Dr Sean Donnelly, a north Belfast GP, said he was “shocked” by the results and urged families with loved ones in nursing homes to question the type of medication being administered.
“Many nursing-home patients are very elderly and have a lot of disease, which obviously leads to different drugs being prescribed, but the fact that more than half have been given the wrong medicine is quite shocking,” he said.
“A substantial amount of nursing-home work is dealt with by the out-of-hours GP service where there is a wide range of doctors with different levels of experience – that might lead to a lack of continuity.
“But the results of this study should prompt doctors to look at their own prescribing rates and also remind families to approach GPs if they have any concerns.
“More than 40 of my patients are in nursing homes and I would have no problem if a relative queried medicines being given to them.”
Dr Donnelly, who is a spokesman for the British Medical Association, also warned that continued use of inappropriate drugs could “represent a risk to patients”.
The research, led by Dr Susan Patterson, compared an American method of pharmaceutical care – known as the Fleetwood NI model – with practices in Northern Ireland.
A total of 334 residents were involved. After a year using the Fleetwood model, which involves more discussion with those involved in the patients’ care, there was a
74 per cent decrease in the number of patients being given the wrong drugs.
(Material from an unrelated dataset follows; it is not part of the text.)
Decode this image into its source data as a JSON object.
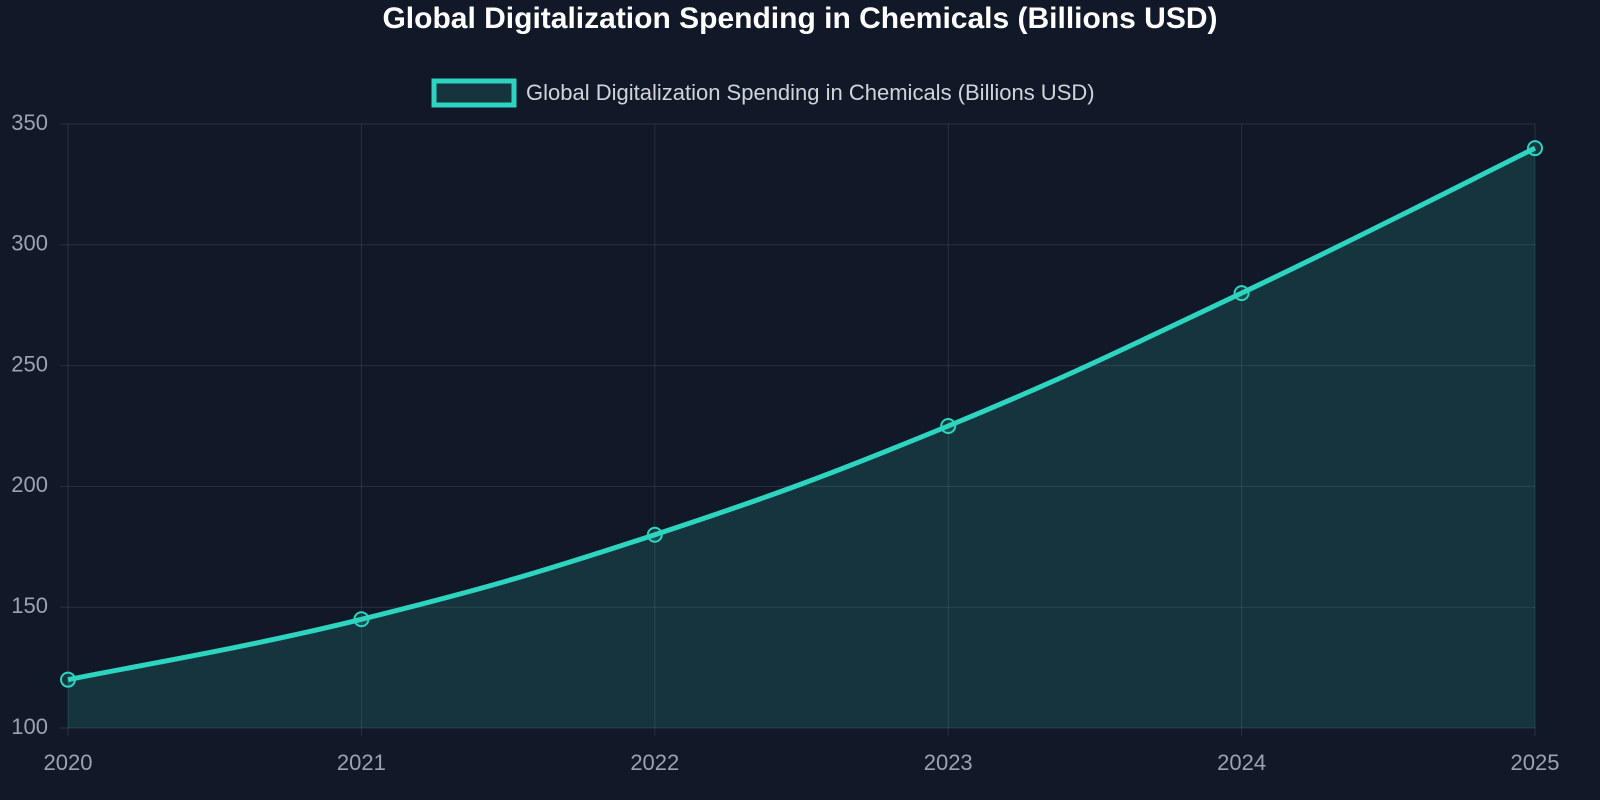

The Irish News reported last year that an Alzheimer’s charity was receiving up to 100 calls a week about “frightening” standards of care in Northern Ireland’s nursing homes, with dementia patients often “ignored and over-sedated”.
Dr Patterson said her study’s results showed that pharmacist intervention could reduce medi- cation risks for nursing-home residents and “improve the quality of prescribing”.
The research is being presented this week at the British Pharmaceutical Conference in Manchester.
A separate QUB study found that staff shortages in nursing homes might lead to elderly patients being given more drugs to keep them calm and “make life easier”.